Regarding the now infamous 2012 Defense Intelligence Agency report on the prospective rise of ISIS: reading the original, it is clear that it is a low-level, unedited military intelligence assessment rather than a policy paper. It was written by a soldier, in execrable English, rather than a policy wonk. An example:

According to their beliefs, the Jihadists should have an Emir who should be the highest power within their state and would have the right to give Fatwa, as well as having a forensic or a legislator (Moshare’e) who give sthe Fatwa to their life management methods (how they should conduct their lives) as well as deciding on decisions to issue a declaration of Jihad (Holy War).

“Deciding on decisions” — that’s a soldier writing, not an Ivy League-educated staffer in the nether rungs of the West Wing. The big-picture assessment punctuates page after page of unprocessed intelligence. The supposed culpability of the United States in the formation of ISIS is derived from this ssentence on p. 292 of the document:

If the situation unraels there is th epossibility of establishing a declared or undeclared Salafist principality in Eastern Syrua (Hasak and Derzor) and this is exactly what the supporting powers to the opposition want, in order to isolate the Syrian regime, which is considered the strategic depth of the Shia expansion (Iraq and Iran).

Again, the English is awful; in context, “supporting powers” refers clearly to Turkey and Saudi Arabia, not necessarily to the West in general. Conspiracy theorists in the blogosphere seized on this phrase, but the meaning here is obvious. The Pentagon warned in 2012 that this would happen; the Obama camarilla ignored the warning. The document itself is clearly a raw intelligence product, typed in all capital letters.

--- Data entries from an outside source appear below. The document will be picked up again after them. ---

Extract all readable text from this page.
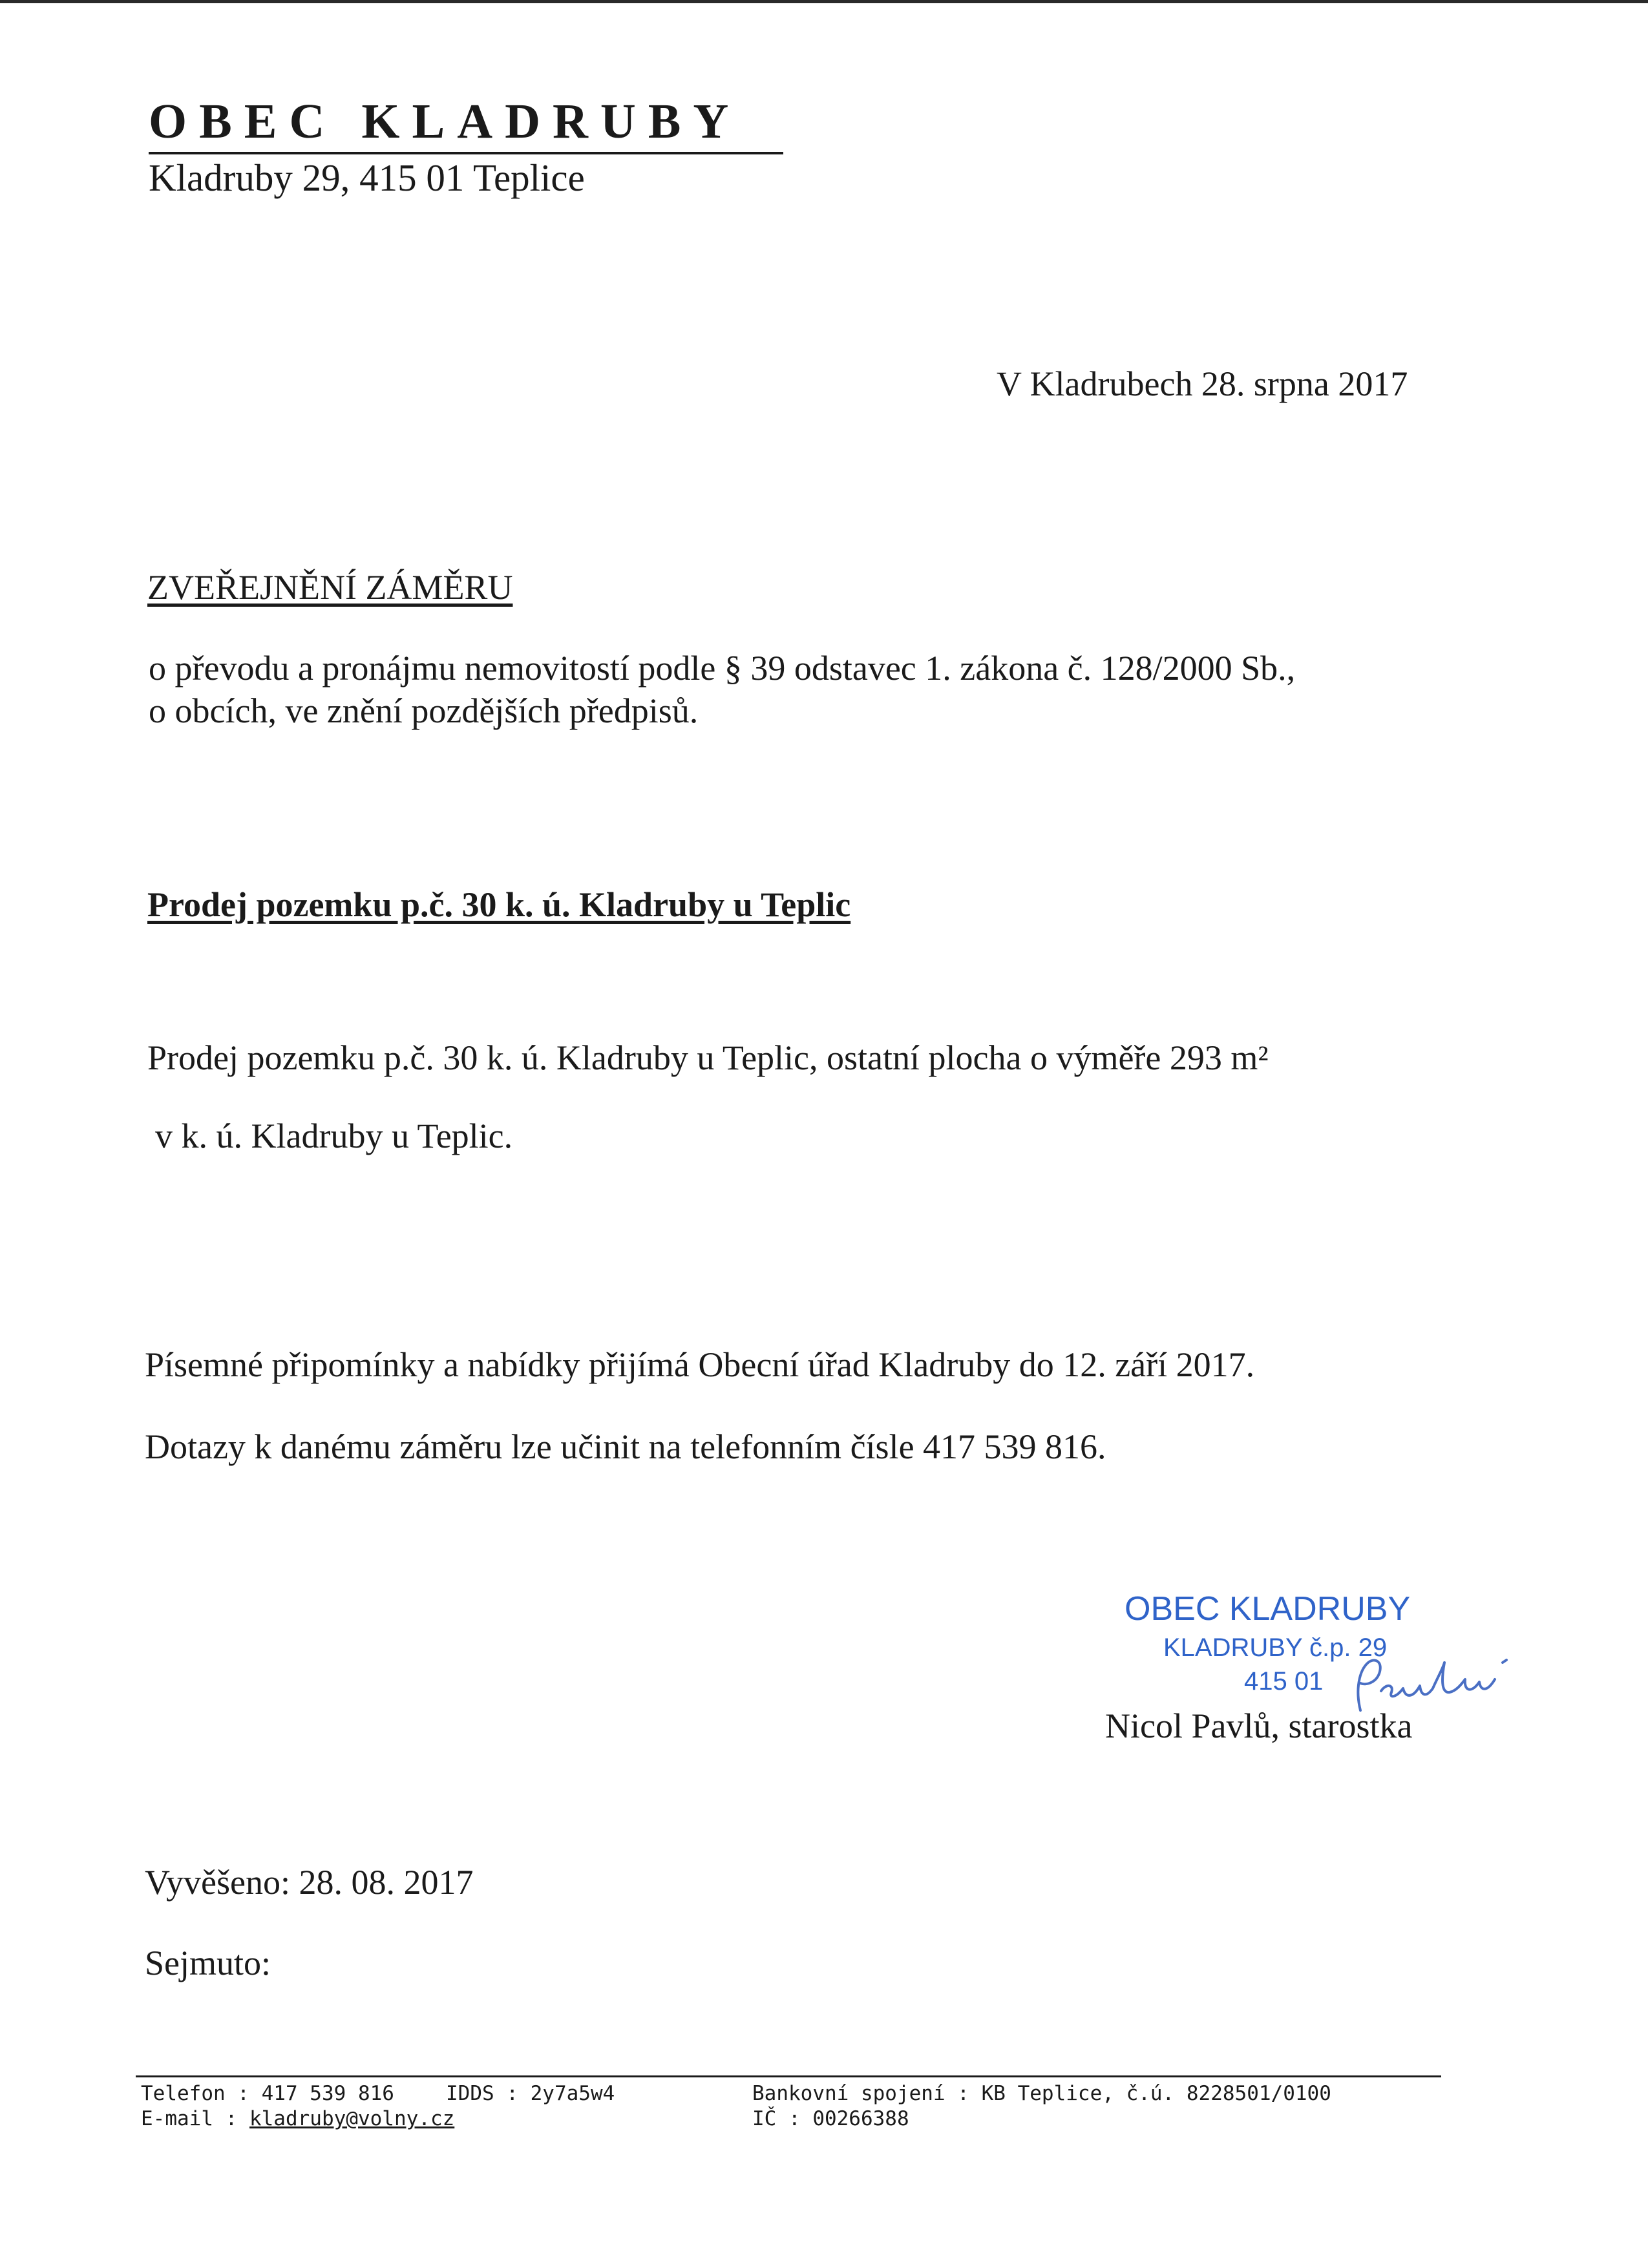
OBEC KLADRUBY
Kladruby 29, 415 01 Teplice
V Kladrubech 28. srpna 2017
ZVEŘEJNĚNÍ ZÁMĚRU
o převodu a pronájmu nemovitostí podle § 39 odstavec 1. zákona č. 128/2000 Sb.,
o obcích, ve znění pozdějších předpisů.
Prodej pozemku p.č. 30 k. ú. Kladruby u Teplic
Prodej pozemku p.č. 30 k. ú. Kladruby u Teplic, ostatní plocha o výměře 293 m²
v k. ú. Kladruby u Teplic.
Písemné připomínky a nabídky přijímá Obecní úřad Kladruby do 12. září 2017.
Dotazy k danému záměru lze učinit na telefonním čísle 417 539 816.
OBEC KLADRUBY
KLADRUBY č.p. 29
415 01
Nicol Pavlů, starostka
Vyvěšeno: 28. 08. 2017
Sejmuto:
Telefon : 417 539 816	IDDS : 2y7a5w4
E-mail : kladruby@volny.cz
Bankovní spojení : KB Teplice, č.ú. 8228501/0100
IČ : 00266388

It doesn’t matter: Beijing and Moscow made up their minds some time ago that the United States had deliberately unleashed chaos on the Levant as part of a malevolent plan of some kind. The Chinese and Russians (and most of the rest of the world) simply cannot process the notion that the United States is run by clueless amateurs who stumble from one half-baked initiative to another, with no overall plan (except, of course, to persuade the Persians to become America’s friends rather than enemies). As Angelo Codevilla writes, incompetence has consequences. One of the consequences will be that our competitors and adversaries will take us for knaves instead of fools, or even worse, will recognize that we are fools after all.